Por Alfonso Aguiló
—Hay gente que piensa que la Iglesia debería recortar su actuación, para evitar el peligro de cometer todos esos errores reales o supuestos que ha habido a lo largo de la historia.
Es bastante fácil atacar a la Iglesia, y burlarse de las páginas más difíciles de su historia. No intento en estas líneas justificar los errores que realmente han cometido muchos cristianos a lo largo de los siglos. Pero a veces pienso que si a esas personas les parece que la Iglesia tiene las manos sucias, habría que decirles que quizá ellos no tienen las manos sucias porque no tienen manos o porque no las utilizan.
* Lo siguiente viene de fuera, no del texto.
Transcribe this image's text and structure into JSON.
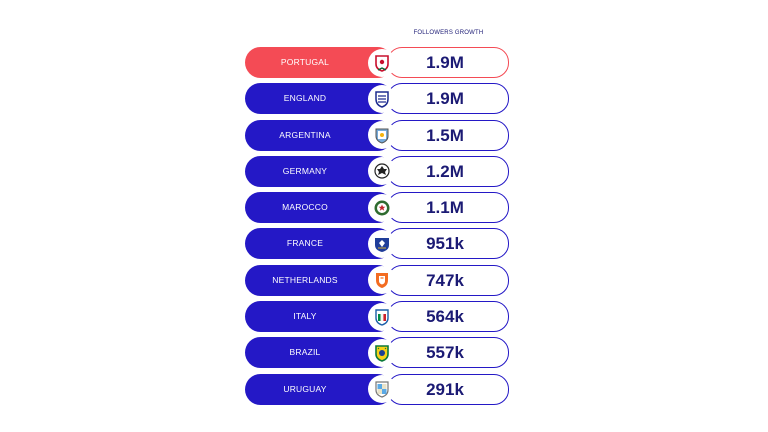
{
  "chart_data": {
    "type": "table",
    "column_header": "FOLLOWERS GROWTH",
    "categories": [
      "PORTUGAL",
      "ENGLAND",
      "ARGENTINA",
      "GERMANY",
      "MAROCCO",
      "FRANCE",
      "NETHERLANDS",
      "ITALY",
      "BRAZIL",
      "URUGUAY"
    ],
    "labels": [
      "1.9M",
      "1.9M",
      "1.5M",
      "1.2M",
      "1.1M",
      "951k",
      "747k",
      "564k",
      "557k",
      "291k"
    ],
    "values": [
      1900000,
      1900000,
      1500000,
      1200000,
      1100000,
      951000,
      747000,
      564000,
      557000,
      291000
    ],
    "highlighted": "PORTUGAL",
    "icons": [
      "portugal-crest-icon",
      "england-crest-icon",
      "argentina-crest-icon",
      "germany-crest-icon",
      "morocco-crest-icon",
      "france-crest-icon",
      "netherlands-crest-icon",
      "italy-crest-icon",
      "brazil-crest-icon",
      "uruguay-crest-icon"
    ],
    "colors": {
      "primary": "#2418c6",
      "highlight": "#f44b55",
      "text_dark": "#1b1a74"
    }
  }
}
La Iglesia procura realizar su tarea, y vive inmersa en una sociedad cambiante que se desarrolla a su vez en una época determinada, y trata de insertar en ella la levadura sobrenatural del Evangelio. La grandeza de la Iglesia está en afrontar las variaciones del hombre en el transcurso de los siglos y tratar de introducir en su vida lo sobrenatural. Si para evitar el riesgo de contaminar su pureza, la Iglesia renunciara a intentar hacerse presente en la sociedad de cada momento, se quedaría en un simple y curioso empeño abstracto.
Hay mucho purista que se escandaliza de las actuaciones de la Iglesia o de los católicos, pero que no aporta ninguna solución a todos esos problemas que a cualquier persona debieran interpelar seriamente. Buscan una seguridad en las actuaciones, un no asumir riesgos que no lleva a otra paz que la del cementerio. La Iglesia afronta con serenidad todos esos sarcasmos, porque desea cumplir su misión entre los hombres. Sabe que roza sin cesar el peligro de empañar la pureza de su mensaje, al menos según las apariencias, al tratar de encarnarlo en una historia que se vuelve incesantemente contra ella, contra quien quiere salvarla. La Iglesia prefiere este riesgo al estéril replegamiento sobre sí misma. Lo prefiere, y afronta ese riesgo desde hace veinte siglos porque, en su amor al hombre, acude a los puntos de más necesidad, más amenazados.
Siempre habrá personas que se obstinen en no ver en el cristianismo otra cosa que las deformaciones de las que ha sido objeto a lo largo de la historia. Siempre habrá quien relacione la fe cristiana con el oscurantismo, con la "sombría Edad Media", con la intolerancia, con la presión sobre las conciencias, con el subdesarrollo intelectual, con el retraso y la falta de libertad. Es una imagen que se ha creado unas veces con mala intención, y otras simplemente por desconocimiento, y que quizá procede de esa vieja idea ilustrada por la que tantos pensaban que el racionalismo ateo había obtenido un gran triunfo sobre la fe.
La historia de la Iglesia es una confusión de triunfos y aparentes fracasos del cristianismo. Es una serie siempre repetida de intentos de construir el reino de Dios en la tierra. Esto no es sorprendente, ni es algo que Jesucristo no previera. La parábola de la cizaña sembrada entre el trigo muestra con claridad que Él lo sabía y que esto está de acuerdo con el plan de Dios.
La vida de la Iglesia en la historia, así como la vida del cristiano individual -afirma Thomas Merton-, es un acto constantemente repetido que empieza siempre de nuevo, una historia de buenas intenciones que acaba en éxitos y en equivocaciones; de errores que han de ser corregidos, de defectos que tienen que ser utilizados, de lecciones que se aprenden mal y deben aprenderse una y otra vez. Ha habido vacilaciones y falsos comienzos en la historia cristiana. Ha habido incluso errores graves, pero estos son imputables a las sociedades seculares cristianas más que a la Iglesia. Ahora bien, la Iglesia no ha perdido nunca su camino. Pero lo que la mantiene en el camino recto no es el poder, no es la sabiduría humana, la habilidad política ni la previsión diplomática. Hay épocas en la historia de la Iglesia en que esas cosas llegaron a ser, para los líderes cristianos, obstáculos y fuente de errores. Lo que mantiene a la Iglesia y al cristiano en el buen camino es el amor y el cuidado de Dios.